Wednesday, November 25, 2015

Quotable: Michael Wahid Hanna on anti-Americanism and conspiracy theories in Egypt

Tuesday, November 24th 2015
Those who focus on U.S. relations with Egypt and the Middle East will want to read the article, “Getting Over Egypt: Time to Rethink Relations,” by Michael Wahid Hanna, senior fellow at the Century Foundation, in the November-December, 2015, issue of Foreign Affairs.  He’s critical of the current shape of the U.S.-Egyptian relationship, and he urges that the U.S. “fundamentally alter its approach to Egypt: downgrading the priority it places on the relationship, reducing the level of economic and military support it offers Cairo, and more closely tying the aid it does deliver to political, military, and economic reforms …”

A portion of Hanna’s lengthy article will particularly interest Public Diplomacy practitioners – a discussion of anti-Americanism and conspiracy theories in Egypt.

I served in Korea during the “anti-American wind” (panmi param) of the 1980s.  At that time, Embassy people felt how social trends, resentments, injured pride, rule by generals, national curricula in history and “ethics,” and a media under state vigilance could foster resentments and give credence to conspiracy theories.  Both anti-Americanism and conspiracy thinking were of primary concern to those of us at the U.S. Information Service (USIS), so for me, Hanna’s article recalls many headaches.  It provides, however, a valuable case profile.

Even in the heyday of U.S.-Egyptian cooperation, the two countries did not see eye to eye on many issues.
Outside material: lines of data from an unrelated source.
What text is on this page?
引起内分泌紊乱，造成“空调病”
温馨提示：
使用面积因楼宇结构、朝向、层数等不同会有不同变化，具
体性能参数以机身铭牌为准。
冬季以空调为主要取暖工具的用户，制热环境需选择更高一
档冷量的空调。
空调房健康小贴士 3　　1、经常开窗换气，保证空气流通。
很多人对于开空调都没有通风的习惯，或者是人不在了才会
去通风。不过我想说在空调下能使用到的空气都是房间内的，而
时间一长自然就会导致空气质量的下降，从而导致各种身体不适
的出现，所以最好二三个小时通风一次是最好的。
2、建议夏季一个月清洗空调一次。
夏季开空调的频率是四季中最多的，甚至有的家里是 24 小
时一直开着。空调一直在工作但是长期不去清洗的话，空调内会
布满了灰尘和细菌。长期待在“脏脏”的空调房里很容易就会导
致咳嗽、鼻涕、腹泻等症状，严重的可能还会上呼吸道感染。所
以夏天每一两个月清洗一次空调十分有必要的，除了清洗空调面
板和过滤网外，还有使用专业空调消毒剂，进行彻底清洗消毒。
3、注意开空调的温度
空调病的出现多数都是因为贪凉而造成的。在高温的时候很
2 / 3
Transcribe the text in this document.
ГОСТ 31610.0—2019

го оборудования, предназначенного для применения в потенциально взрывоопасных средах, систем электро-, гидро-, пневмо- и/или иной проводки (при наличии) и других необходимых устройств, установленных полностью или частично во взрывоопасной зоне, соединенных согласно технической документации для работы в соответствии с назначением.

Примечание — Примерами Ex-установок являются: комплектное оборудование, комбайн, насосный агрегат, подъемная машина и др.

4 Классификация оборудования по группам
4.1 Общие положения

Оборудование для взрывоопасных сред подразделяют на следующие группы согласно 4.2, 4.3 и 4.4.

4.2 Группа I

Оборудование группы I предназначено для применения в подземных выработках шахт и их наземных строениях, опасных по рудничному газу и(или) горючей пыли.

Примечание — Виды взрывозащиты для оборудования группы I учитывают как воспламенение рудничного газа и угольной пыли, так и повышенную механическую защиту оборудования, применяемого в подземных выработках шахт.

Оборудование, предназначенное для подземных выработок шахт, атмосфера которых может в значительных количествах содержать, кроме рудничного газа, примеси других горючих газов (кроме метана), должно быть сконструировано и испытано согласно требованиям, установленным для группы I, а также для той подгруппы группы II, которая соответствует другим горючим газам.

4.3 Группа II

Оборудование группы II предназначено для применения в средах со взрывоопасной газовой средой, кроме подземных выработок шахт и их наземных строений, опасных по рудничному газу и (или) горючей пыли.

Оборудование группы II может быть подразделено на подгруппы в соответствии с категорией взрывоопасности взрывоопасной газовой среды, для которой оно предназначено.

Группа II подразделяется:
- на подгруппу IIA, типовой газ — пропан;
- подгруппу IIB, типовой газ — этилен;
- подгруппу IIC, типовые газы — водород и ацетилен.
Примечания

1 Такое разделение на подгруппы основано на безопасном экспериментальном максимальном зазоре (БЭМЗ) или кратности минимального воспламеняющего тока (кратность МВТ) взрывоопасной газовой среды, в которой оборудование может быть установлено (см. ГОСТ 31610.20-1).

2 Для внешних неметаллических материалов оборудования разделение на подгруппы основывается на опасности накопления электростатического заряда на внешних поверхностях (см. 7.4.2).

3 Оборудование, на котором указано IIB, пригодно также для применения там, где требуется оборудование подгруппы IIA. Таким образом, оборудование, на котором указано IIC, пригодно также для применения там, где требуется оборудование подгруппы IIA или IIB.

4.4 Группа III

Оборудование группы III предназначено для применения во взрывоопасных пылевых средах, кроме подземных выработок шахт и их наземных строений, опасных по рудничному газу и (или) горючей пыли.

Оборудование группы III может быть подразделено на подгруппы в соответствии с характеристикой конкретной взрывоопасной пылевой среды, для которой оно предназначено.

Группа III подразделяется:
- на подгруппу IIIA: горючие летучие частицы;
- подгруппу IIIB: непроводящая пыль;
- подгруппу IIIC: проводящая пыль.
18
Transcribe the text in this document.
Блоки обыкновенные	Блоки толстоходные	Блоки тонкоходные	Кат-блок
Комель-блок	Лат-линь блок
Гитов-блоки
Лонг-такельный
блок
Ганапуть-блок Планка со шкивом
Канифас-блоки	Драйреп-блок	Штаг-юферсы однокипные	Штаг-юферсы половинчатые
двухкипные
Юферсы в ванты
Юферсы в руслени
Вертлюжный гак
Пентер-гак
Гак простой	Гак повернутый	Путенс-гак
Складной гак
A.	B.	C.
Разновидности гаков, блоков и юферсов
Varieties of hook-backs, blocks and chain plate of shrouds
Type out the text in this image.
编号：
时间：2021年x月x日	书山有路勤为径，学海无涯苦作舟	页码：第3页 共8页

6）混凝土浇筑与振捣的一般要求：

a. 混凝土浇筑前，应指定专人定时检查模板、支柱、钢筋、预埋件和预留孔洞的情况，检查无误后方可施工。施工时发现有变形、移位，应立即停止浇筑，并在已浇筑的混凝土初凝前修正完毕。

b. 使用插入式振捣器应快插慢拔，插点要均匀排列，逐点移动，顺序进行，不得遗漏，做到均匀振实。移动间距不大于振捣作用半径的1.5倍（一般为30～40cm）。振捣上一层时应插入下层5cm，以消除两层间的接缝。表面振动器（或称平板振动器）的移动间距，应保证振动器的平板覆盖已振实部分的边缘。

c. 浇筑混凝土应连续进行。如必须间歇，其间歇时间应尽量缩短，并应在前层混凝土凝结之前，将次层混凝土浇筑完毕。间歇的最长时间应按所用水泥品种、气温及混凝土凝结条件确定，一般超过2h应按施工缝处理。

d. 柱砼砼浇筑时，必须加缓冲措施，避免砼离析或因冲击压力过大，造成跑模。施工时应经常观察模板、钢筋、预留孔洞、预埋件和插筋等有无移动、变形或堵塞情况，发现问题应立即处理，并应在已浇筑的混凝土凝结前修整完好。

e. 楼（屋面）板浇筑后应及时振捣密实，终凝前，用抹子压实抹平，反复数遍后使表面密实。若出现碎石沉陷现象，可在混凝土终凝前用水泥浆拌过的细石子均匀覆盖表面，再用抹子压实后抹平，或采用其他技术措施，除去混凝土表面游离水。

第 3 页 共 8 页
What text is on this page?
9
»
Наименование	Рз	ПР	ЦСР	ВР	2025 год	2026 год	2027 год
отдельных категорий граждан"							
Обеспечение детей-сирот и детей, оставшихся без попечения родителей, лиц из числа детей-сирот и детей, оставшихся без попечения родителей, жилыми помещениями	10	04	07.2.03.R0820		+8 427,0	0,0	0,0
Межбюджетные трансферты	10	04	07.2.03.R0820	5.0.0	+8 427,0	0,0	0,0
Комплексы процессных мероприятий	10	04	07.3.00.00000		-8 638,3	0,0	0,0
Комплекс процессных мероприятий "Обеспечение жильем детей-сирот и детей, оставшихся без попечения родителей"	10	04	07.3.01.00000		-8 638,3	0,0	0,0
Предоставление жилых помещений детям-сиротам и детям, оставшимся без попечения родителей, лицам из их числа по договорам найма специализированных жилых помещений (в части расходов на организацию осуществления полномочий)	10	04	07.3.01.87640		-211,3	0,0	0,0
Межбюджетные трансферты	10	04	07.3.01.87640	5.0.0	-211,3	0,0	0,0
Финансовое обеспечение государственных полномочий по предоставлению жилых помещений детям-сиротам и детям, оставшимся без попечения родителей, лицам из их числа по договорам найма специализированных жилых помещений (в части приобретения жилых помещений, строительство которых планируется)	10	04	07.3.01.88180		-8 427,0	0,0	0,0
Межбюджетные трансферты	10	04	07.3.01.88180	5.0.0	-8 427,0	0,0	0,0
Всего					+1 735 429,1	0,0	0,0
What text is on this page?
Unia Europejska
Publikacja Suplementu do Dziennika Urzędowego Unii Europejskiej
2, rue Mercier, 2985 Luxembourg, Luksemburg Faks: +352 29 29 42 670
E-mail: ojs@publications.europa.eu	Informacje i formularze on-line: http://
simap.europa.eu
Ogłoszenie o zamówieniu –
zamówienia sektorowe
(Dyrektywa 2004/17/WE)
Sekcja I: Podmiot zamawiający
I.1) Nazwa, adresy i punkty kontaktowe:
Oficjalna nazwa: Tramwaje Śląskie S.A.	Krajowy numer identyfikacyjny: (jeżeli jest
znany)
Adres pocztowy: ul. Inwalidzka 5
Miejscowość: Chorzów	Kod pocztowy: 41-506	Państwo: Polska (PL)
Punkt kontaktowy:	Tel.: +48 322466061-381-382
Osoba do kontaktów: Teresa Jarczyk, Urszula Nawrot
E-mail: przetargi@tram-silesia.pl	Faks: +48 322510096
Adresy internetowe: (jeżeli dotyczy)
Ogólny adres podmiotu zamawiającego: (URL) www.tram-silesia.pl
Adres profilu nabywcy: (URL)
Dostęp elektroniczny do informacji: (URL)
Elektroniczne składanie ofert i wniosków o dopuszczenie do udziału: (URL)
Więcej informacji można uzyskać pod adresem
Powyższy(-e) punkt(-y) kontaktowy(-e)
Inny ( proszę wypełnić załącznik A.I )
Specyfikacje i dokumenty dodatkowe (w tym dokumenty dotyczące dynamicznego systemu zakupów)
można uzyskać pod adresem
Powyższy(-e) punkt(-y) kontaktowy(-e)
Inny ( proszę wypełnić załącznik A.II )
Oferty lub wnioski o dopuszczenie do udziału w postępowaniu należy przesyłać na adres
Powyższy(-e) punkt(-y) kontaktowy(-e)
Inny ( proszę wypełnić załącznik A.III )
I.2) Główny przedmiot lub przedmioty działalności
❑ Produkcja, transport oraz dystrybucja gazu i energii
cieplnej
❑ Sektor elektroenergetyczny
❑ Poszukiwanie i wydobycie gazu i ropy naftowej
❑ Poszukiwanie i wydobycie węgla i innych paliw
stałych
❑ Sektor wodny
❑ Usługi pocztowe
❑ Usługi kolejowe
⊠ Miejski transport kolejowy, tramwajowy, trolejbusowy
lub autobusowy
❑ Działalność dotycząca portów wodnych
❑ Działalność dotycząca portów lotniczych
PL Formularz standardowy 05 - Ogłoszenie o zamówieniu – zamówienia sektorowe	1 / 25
But the current gap between their worldviews and priorities is larger than at any time in the past.

Perhaps the most visceral expression of this phenomenon is the way in which anti-Americanism—always latent in Egyptian society, media, and politics—has exploded beyond its traditional boundaries to become a core feature of political discourse and official propaganda in Egypt. Throughout the Mubarak years, anti-Americanism was a common staple of regime-affiliated media. Such official and officially encouraged rhetoric served to inoculate the regime against a broad array of criticisms of its close relations with the Americans, particularly during the Bush-era “war on terror,” when the U.S.-led invasion of Iraq, the CIA’s use of torture, Washington’s indefinite detention of terrorist suspects in Guantánamo Bay, Cuba, and the United States’ unwavering support for Israel deepened public antipathy to the United States. Criticism of the United States was pointed but stayed within clear boundaries.

The current gap between American and Egyptian worldviews and priorities is larger than at any time in the past.

During Sisi’s time in power, however, a categorically different kind of anti-Americanism—vitriolic, paranoid, and warped by conspiracy theories—has come to dominate Egyptian media. State-backed media outlets have published scurrilous, bizarre stories alleging extensive U.S. financial and diplomatic support for Sisi’s Islamist opponents—not only the Muslim Brotherhood but even ISIS.

Not only does Sisi’s regime tolerate such conspiracy theories, but elements of the security establishment even promote them as part of an attempt to sell Egypt as a regional bulwark against Washington’s supposed goal of dividing and dominating the Arab world. Earlier this year, Vice Admiral Mohab Mamish, the former commander of the Egyptian navy and the current head of the Suez Canal Authority, told the Egyptian newspaper Al-Masry Al-Youm that during the 2011 uprising that toppled Mubarak, the Egyptian military thwarted a potential U.S. military intervention. Two U.S. frigates “were besieged by the navy and were forced to withdraw from [Egypt’s] territorial waters,” Mamish claimed. “It was important to show the Americans that the Egyptian military was highly diligent and prepared to deter any intervention,” he explained.

Incendiary rhetoric such as this is particularly rankling given that many Egyptian military leaders, including Sisi himself, have received training at U.S. military institutions as participants in a program designed to increase the professionalism of the armed forces of American allies and partners. Yet this extensive, decades-long effort has not produced the hoped-for doctrinal or structural shifts within the Egyptian armed forces nor increased the competence of Egypt’s military leadership. As a result, there is not much close cooperation, confidence, or trust between the two militaries. This gap is so large now that the United States has made no effort to include Egypt in an operational role in the U.S.-led anti-ISIS military campaign, despite the obvious need for Arab military partners.